Wednesday, March 18, 2026
a day in Penzance
It was weirdly difficult to find the bus stop to get to Penzance (in itself perhaps an odd move, since we're about to stay there for our last two Cornish nights) - apparently they've all recently been moved. Opposite the funeral directors, we were told: this was accurate, but no idea whether the embracing couple on the wall opposite relate to that company's business, or the length of time it takes for a bus to arrive.
Penzance is very different, despite being only 8 miles away (the world's longest eight miles, if your bus is going down tiny country lanes). Part inexplicably funky, part very run down, part elegant - we were headed to the Penlee Museum to look at Newlyn School art (wonderful, but not enough of their collection was on display, to my find, alas ...). But - that being said, so good to see paintings I've known well for decades in reproduction in real life. And also a sense of the town as a fishing, maritime, tin-mining center - and some art nouveau copper bowls with seaweed on them. This counts as research ...

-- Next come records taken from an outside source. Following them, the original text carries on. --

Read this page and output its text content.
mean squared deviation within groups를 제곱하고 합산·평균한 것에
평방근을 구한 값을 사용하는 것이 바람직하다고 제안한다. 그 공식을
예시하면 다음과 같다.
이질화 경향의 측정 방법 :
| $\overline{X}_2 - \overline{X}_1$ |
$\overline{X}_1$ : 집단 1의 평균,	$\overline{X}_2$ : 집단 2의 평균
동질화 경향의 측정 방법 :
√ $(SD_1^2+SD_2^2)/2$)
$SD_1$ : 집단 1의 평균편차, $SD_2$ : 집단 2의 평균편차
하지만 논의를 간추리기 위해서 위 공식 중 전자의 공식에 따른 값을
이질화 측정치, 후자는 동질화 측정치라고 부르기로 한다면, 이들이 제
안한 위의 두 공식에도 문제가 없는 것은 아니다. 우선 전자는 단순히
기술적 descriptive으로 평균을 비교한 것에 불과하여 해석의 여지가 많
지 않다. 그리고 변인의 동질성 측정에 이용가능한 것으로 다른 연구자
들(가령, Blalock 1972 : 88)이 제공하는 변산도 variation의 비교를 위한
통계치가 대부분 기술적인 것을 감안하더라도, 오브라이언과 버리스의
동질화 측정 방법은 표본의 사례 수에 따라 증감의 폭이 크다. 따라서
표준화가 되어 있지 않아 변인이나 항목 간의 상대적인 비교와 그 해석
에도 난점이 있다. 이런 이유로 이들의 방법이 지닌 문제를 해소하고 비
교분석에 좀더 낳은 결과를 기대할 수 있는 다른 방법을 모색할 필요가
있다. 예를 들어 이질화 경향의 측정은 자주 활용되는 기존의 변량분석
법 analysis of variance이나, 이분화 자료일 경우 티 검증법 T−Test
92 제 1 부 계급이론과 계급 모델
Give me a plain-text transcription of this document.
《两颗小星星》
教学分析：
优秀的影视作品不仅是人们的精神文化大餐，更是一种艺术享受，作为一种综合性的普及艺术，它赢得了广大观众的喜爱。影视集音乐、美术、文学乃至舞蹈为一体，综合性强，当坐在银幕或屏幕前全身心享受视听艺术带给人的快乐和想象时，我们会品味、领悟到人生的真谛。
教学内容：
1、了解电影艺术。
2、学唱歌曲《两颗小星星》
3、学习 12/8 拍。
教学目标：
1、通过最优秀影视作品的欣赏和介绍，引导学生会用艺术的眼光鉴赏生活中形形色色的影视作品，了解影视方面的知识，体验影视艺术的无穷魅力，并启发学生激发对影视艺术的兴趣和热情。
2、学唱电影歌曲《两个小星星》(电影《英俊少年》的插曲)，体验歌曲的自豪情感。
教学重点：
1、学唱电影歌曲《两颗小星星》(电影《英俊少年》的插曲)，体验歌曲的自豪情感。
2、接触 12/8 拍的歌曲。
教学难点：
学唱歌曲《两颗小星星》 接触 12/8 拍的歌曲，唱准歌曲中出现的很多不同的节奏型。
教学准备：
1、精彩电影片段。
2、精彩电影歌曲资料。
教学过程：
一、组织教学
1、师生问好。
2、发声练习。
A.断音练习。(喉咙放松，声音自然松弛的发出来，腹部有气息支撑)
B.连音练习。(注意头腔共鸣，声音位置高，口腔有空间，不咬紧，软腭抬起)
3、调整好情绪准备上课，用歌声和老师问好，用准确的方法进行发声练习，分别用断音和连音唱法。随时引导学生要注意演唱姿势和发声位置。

Then a wander around town - most notable was the Egyptian House, commissioned by a mineralologist in 1835, and inspired by the Egyptian Hall in London.
The town (where the shop fronts aren't boarded up) has vast numbers of junk - I mean, antique - stores and charity shops. The trouble about such shops these days, for me, is that they look full of things that are horribly similar to those that I donated when clearing out 20 Hillside ...
And then the disaffected mood of the town was summed up horribly well by the youth waving a Union Jack on the steps outside the shuttered Lloyds Bank. I'm more aware than ever, on this trip, of the discrepancy between the comfortably off in this country and, well, the rest.
Tuesday, March 17, 2026
St Ives
The view from our room, this morning ... not bad!
Followed by a seagull who doubtless poses for tourist pictures like this one, and wants to be paid in mackerel;
followed by another - doubtless - local pictorial cliché.
Then to Tate St Ives, which had a wonderful huge video exhibit of Lithuanian environmental filmmaker Emilija Å karnulytÄ—, where I could have sat for a very long time indeed as underwater creatures and past civilizations and mythological references and biological forms passed slowly, slowly in front of me.
As ever, the view, from Tate St Ives is stunning - all those long waves -
and then to Barbara Hepworth's studio,
and sculpture garden - very much showing signs of spring -
and then for a less spring like (but there are daffodils, and bluebells, and primroses, and wild garlic behind me) late afternoon walk. Very, very relaxing.